# Thulium YAG laser versus bipolar enucleation for management of benign prostate obstruction secondary to large prostates (>80 gm): A multicenter prospective randomized study

**Authors:** H. Shaker, A. Yehia, M. El Adawy, Mohamed Abd El Ghani, A. Kassem, M. Abd El Hamid

PMC · DOI: 10.1080/20905998.2025.2509042 · 2025-05-22

## TL;DR

This study compares two surgical methods for treating large benign prostates and finds similar outcomes in terms of effectiveness and complications.

## Contribution

The study provides a direct comparison of THuLEP and BEEP for large prostates (>80 gm), offering insights into their respective complication rates and functional outcomes.

## Key findings

- Both THuLEP and BEEP showed comparable improvement in IPSS score, Q max, and PVR postoperatively.
- THuLEP had higher rates of urgency and stress urinary incontinence at 1 month compared to BEEP.
- Incontinence rates improved in both groups by 3 months, with some persistent cases in THuLEP after 1 year.

## Abstract

Endoscopic enucleation of the prostate (EEP) was introduced to treat patients with large prostate. The study compared the perioperative and post-operative outcomes of bipolar current and Thulium-YAG in endoscopic enucleation of large prostates above 80 gm.

This is a prospective study conducted on 120 male patients. The patients were randomized into two equal groups; Group A Thulium laser enucleation of the prostate (THuLEP) and Group B bipolar enucleation of the prostate (BEEP). All patients were preoperatively evaluated as regards operative time, hemoglobin drop, intraoperative and early postoperative complications, hospital stay, and time of catheter removal.
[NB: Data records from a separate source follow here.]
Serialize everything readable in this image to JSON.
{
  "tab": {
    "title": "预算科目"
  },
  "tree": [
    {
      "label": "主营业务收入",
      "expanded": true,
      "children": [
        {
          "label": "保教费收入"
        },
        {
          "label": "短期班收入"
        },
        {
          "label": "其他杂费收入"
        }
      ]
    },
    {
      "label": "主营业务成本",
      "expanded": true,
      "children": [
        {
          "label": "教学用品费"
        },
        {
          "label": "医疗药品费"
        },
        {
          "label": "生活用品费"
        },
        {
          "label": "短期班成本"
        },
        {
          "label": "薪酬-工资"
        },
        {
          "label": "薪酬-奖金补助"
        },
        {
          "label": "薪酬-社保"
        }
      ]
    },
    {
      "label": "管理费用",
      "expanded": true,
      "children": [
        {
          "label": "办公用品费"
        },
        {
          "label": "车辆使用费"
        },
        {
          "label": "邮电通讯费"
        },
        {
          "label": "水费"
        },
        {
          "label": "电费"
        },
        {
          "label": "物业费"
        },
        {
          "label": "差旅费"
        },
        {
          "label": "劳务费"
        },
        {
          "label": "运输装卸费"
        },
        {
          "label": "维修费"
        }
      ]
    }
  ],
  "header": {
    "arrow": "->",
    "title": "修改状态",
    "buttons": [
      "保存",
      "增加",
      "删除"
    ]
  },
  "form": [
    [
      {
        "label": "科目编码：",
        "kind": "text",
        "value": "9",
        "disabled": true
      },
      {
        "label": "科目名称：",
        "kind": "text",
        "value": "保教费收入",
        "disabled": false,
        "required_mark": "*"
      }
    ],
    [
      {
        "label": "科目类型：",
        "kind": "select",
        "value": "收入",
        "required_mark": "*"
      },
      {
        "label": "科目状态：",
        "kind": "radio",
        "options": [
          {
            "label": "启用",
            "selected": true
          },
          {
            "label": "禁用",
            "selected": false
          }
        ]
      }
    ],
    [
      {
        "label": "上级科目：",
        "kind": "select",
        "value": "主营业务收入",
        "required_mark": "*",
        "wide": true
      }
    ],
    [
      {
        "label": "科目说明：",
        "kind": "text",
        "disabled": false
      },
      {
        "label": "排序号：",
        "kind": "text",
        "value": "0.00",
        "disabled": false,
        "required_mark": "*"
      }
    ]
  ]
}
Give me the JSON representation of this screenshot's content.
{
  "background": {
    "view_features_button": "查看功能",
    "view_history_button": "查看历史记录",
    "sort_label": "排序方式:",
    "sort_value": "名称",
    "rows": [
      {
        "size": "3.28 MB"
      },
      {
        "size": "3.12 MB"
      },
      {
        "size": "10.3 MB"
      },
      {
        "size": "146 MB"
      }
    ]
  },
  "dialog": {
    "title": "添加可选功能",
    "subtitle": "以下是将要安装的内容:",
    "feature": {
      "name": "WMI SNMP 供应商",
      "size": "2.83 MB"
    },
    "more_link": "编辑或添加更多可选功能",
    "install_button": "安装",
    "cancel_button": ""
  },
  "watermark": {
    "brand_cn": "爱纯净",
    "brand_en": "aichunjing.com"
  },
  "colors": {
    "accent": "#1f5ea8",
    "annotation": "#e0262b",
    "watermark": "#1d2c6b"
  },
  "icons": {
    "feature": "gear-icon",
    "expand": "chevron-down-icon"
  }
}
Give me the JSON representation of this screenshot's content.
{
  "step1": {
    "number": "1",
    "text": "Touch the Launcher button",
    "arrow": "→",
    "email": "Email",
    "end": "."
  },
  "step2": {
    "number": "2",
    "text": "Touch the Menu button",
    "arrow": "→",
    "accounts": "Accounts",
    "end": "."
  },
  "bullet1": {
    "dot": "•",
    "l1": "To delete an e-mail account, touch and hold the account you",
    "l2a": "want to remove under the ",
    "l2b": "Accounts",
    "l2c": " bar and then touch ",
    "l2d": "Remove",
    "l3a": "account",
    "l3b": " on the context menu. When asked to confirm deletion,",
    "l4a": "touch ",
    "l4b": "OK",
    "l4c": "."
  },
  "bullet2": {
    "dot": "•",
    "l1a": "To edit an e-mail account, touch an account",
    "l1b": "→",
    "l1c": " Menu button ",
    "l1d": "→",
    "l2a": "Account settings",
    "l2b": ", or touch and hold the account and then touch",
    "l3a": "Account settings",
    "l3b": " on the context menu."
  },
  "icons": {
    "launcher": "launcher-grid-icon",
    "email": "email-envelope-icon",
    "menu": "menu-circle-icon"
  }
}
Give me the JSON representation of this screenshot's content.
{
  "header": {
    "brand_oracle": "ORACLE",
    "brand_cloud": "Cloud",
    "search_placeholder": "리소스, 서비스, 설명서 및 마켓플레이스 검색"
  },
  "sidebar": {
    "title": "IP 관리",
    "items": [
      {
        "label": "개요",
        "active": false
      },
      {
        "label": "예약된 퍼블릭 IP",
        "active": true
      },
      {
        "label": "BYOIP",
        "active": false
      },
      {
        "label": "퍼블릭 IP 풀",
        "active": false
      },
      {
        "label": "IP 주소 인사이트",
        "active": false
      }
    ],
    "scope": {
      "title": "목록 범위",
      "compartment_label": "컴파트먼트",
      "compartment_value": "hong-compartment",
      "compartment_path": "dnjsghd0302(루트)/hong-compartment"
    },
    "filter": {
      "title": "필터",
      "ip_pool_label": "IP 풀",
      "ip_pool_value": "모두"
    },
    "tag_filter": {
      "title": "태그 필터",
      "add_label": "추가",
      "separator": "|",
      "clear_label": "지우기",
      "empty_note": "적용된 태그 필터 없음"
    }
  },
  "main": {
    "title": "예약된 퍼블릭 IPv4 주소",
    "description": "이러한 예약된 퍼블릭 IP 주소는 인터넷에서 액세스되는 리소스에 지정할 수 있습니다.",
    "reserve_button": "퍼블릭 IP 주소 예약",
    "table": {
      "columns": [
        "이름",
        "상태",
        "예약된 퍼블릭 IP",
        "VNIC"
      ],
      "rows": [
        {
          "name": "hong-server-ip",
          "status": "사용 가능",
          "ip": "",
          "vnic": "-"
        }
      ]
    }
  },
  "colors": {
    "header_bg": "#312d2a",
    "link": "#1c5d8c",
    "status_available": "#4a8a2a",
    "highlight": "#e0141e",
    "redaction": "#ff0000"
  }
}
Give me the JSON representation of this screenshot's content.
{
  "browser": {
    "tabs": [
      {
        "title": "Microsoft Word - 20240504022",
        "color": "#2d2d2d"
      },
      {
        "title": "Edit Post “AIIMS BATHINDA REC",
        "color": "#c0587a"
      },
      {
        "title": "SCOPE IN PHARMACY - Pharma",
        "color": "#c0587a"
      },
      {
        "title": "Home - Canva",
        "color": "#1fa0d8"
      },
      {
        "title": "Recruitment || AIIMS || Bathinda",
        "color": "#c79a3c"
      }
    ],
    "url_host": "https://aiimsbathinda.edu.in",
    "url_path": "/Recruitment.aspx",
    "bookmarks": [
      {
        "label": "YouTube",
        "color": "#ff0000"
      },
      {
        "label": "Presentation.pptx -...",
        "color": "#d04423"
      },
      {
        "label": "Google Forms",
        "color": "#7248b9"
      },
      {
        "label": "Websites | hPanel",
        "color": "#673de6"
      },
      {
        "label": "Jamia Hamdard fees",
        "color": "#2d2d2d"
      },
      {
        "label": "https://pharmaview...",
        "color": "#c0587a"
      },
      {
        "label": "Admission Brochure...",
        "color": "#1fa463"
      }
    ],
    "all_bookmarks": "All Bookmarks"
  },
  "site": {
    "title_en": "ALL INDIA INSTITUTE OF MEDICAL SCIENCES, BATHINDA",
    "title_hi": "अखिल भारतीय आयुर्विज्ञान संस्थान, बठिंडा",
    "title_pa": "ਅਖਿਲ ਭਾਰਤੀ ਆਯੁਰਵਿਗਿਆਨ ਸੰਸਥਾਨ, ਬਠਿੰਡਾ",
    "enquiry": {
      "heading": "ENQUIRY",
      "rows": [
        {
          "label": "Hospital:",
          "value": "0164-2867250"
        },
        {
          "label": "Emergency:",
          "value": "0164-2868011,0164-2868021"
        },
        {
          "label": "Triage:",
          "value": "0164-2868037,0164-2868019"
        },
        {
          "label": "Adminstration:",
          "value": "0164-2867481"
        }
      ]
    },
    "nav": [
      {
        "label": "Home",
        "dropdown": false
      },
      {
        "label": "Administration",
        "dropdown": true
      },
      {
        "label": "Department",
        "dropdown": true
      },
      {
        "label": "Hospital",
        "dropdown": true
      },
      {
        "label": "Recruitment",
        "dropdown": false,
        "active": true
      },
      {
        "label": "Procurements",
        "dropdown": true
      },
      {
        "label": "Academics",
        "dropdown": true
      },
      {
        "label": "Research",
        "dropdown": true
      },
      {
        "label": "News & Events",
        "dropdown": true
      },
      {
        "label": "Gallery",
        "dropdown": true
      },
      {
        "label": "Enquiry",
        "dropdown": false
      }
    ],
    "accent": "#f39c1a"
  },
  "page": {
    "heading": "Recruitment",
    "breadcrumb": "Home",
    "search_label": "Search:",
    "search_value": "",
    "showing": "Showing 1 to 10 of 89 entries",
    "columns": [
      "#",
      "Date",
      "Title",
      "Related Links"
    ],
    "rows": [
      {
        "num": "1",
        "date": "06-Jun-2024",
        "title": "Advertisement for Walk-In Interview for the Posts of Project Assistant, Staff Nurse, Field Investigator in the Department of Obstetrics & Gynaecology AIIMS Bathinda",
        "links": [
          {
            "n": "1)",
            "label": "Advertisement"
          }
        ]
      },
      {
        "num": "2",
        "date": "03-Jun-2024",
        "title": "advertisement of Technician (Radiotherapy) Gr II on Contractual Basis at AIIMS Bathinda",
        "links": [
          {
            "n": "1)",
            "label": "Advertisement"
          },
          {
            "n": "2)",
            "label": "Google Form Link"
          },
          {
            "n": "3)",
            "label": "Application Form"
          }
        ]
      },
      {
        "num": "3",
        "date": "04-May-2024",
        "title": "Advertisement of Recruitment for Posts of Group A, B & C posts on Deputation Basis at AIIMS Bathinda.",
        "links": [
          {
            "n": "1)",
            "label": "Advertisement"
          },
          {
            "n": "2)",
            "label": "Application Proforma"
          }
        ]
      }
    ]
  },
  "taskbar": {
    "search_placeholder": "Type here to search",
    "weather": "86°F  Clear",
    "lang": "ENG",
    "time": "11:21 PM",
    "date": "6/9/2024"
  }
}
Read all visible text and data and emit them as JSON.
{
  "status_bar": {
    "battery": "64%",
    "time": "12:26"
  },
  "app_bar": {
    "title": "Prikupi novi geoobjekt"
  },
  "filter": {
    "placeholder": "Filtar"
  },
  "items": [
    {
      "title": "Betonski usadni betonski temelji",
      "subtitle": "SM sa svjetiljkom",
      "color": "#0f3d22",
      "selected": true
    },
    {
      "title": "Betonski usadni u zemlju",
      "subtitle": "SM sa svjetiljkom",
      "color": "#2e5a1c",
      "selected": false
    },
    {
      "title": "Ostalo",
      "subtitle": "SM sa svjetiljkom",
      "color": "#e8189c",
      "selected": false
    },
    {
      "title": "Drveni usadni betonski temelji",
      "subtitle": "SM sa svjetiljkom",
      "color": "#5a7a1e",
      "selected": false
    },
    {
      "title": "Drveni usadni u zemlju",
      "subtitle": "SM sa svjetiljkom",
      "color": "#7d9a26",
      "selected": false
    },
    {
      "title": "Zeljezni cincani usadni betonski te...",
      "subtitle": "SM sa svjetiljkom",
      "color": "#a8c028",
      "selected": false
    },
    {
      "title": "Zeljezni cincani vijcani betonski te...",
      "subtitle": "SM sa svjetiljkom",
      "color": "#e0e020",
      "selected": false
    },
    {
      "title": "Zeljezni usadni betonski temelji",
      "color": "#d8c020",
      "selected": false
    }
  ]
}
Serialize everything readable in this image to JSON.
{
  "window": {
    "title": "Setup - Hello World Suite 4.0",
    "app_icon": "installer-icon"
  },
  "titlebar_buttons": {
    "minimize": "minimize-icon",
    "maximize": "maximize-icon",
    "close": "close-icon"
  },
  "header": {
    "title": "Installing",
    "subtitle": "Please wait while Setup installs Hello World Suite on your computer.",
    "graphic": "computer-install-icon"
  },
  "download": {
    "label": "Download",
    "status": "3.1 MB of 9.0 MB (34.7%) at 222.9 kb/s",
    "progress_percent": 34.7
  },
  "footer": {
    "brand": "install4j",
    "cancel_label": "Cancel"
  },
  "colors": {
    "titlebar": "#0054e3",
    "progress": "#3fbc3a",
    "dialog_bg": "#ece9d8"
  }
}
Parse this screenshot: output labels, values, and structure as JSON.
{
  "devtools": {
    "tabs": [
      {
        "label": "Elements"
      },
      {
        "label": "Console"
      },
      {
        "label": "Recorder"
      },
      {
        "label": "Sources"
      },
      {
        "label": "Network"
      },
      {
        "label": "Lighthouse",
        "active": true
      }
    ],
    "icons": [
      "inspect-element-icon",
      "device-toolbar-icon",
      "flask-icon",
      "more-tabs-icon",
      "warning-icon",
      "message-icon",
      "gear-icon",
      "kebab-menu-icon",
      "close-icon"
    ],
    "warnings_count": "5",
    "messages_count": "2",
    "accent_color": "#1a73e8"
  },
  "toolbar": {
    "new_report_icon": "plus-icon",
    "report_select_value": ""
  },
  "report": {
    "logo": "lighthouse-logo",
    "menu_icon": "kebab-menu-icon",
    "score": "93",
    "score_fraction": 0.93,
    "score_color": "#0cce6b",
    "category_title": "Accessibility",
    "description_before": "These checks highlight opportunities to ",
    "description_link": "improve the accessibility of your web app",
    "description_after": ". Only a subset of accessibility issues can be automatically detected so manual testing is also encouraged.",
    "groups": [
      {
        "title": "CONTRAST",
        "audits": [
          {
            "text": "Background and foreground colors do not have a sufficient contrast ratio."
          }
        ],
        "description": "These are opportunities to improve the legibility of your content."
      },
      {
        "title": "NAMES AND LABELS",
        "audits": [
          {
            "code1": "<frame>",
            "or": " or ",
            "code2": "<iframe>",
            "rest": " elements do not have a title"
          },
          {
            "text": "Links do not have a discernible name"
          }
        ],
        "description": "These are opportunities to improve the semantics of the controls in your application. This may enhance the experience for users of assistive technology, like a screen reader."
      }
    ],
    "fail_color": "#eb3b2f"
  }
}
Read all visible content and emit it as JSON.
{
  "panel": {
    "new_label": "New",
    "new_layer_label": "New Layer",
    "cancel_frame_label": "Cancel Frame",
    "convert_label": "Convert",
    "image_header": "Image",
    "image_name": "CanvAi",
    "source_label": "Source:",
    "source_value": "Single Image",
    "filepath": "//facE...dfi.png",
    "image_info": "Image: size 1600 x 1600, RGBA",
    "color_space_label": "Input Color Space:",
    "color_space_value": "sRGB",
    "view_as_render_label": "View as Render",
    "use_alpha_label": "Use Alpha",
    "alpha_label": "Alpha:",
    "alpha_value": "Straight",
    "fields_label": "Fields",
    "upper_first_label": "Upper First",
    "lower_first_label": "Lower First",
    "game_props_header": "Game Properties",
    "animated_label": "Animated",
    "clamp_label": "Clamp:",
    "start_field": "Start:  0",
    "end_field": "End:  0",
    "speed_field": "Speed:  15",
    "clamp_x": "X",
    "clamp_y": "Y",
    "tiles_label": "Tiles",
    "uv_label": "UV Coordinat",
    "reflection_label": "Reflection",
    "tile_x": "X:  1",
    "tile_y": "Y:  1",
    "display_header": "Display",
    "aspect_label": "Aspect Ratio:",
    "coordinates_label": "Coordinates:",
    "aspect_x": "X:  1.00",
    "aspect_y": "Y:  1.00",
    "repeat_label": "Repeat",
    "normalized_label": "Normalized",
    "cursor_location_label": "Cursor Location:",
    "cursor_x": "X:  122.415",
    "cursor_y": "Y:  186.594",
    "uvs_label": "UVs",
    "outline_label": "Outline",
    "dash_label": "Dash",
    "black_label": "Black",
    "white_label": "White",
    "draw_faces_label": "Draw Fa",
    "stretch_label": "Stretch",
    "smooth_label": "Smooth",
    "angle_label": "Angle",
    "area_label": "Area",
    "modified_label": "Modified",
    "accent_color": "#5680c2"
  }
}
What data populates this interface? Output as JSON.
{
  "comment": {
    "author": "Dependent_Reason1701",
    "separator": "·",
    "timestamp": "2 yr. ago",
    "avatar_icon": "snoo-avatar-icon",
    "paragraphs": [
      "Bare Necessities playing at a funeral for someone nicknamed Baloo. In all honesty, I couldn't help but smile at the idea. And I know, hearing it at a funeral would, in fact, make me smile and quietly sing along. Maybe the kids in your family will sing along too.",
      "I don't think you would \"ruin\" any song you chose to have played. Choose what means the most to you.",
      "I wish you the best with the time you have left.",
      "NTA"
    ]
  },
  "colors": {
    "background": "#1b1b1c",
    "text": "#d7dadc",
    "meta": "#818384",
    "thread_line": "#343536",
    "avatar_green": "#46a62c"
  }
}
Patients were then followed up at 1, 3, 6, and 12 months to detect urinary and sexual functional outcome and any postoperative complications.

The preoperative characteristics of both groups were comparable. The mean prostate volume was 122.33 ± 24.34 (84–180 gms) and 120.88 ± 25.66 (85-180gms) (p value: 0.751) in THuLEP and bipolar groups, respectively. Significant comparable improvement in IPSS score, Q max, and PVR postoperatively was found in both groups at all follow up points. Follow up after 1 month revealed urgency urinary incontinence in 34 (56.7%) cases in THuLEP and 14 (23.3%) cases in bipolar enucleation group (p value 0.001), and stress urinary incontinence was detected in 44 (73.3%) cases in THuLEP and 26 (43.3%) cases in bipolar enucleation group, respectively (p value 0.001). Both types of incontinence improved after 3 months in both groups, three cases in the THuLEP group had persistent stress incontinence after 1 year.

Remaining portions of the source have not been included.